Joins
Joins types
Inner join
Inner join will combined tuples from two relations that satisfy the join predicate and return a relation where each tuple is a concatenation of the two tuples that satisfy the join predicate
ON condition
We can use ON for a general predicate over the relations being joined. EG:
select *
from student join classes_taken on student_id = taken_id
This on keyword specifies that a student matches with class if their id match. It is very similar to using natural join. But using on will list the id twice. Using natural join will only have id attribute once/
Difference between WHERE and ON
Even though using WHERE and JOIN are effectively the same for inner join. But where clause will let the inner join execute first then filter. But ON will first filter out.
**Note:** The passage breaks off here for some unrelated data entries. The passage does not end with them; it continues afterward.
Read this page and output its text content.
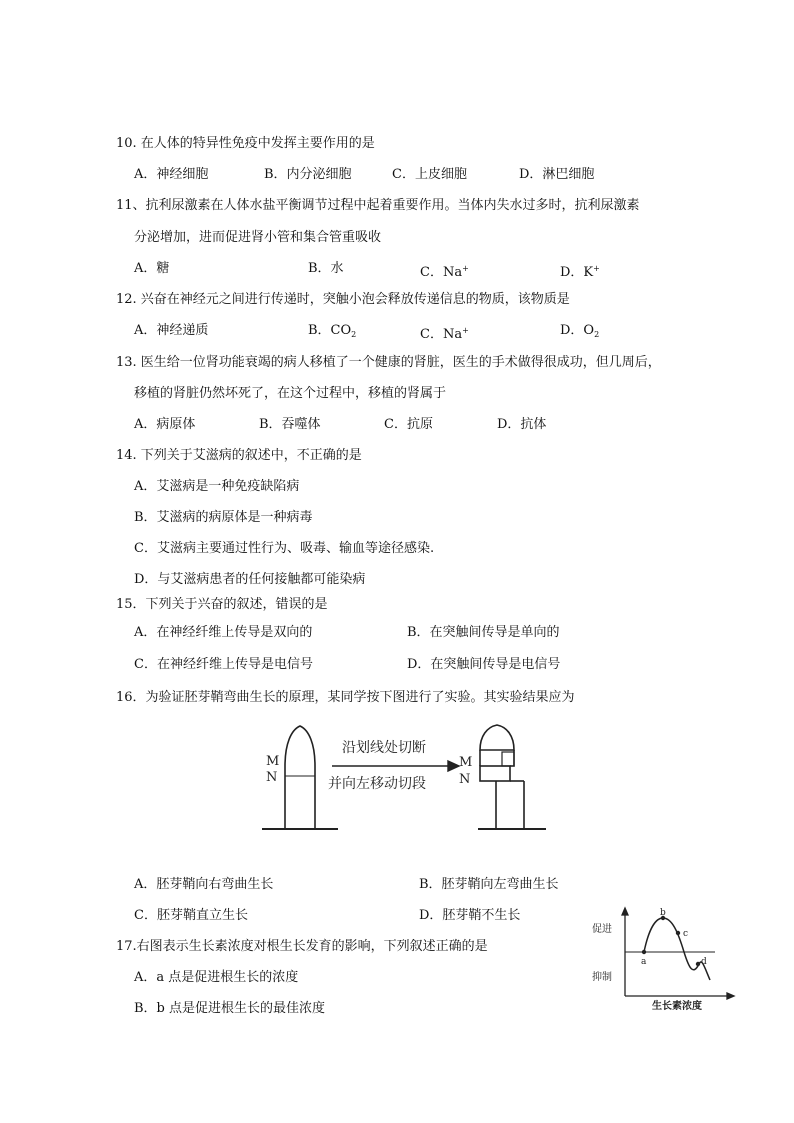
10. 在人体的特异性免疫中发挥主要作用的是
A．神经细胞	B．内分泌细胞	C．上皮细胞	D．淋巴细胞
11、抗利尿激素在人体水盐平衡调节过程中起着重要作用。当体内失水过多时，抗利尿激素
分泌增加，进而促进肾小管和集合管重吸收
A．糖	B．水	C．Na+	D．K+
12. 兴奋在神经元之间进行传递时，突触小泡会释放传递信息的物质，该物质是
A．神经递质	B．$CO_2$	C．Na+	D．$O_2$
13. 医生给一位肾功能衰竭的病人移植了一个健康的肾脏，医生的手术做得很成功，但几周后，
移植的肾脏仍然坏死了，在这个过程中，移植的肾属于
A．病原体	B．吞噬体	C．抗原	D．抗体
14. 下列关于艾滋病的叙述中，不正确的是
A．艾滋病是一种免疫缺陷病
B．艾滋病的病原体是一种病毒
C．艾滋病主要通过性行为、吸毒、输血等途径感染.
D．与艾滋病患者的任何接触都可能染病
15．下列关于兴奋的叙述，错误的是
A．在神经纤维上传导是双向的	B．在突触间传导是单向的
C．在神经纤维上传导是电信号	D．在突触间传导是电信号
16．为验证胚芽鞘弯曲生长的原理，某同学按下图进行了实验。其实验结果应为
M
N
沿划线处切断
并向左移动切段
M
N
A．胚芽鞘向右弯曲生长	B．胚芽鞘向左弯曲生长
C．胚芽鞘直立生长	D．胚芽鞘不生长
17.右图表示生长素浓度对根生长发育的影响，下列叙述正确的是
A．a 点是促进根生长的浓度
B．b 点是促进根生长的最佳浓度
促进
抑制
生长素浓度
a
b
c
d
Recall, outer join adds null-padded tuples only for tuples that don’t match.(or don’t contribute to the inner join). The ON condition is part of the outer join specification.
select *
from student left outer join takes on student.ID = takes.ID
Assume we have a student name kd with ID 1001. But there is no class with ID 1001.
Then using the query above, since there is no match, we will a tuple with attribute
(kd, 1001,..,...,..., NULL,NULL,NULL). Where all the NULL fill the parts for takes's attribute.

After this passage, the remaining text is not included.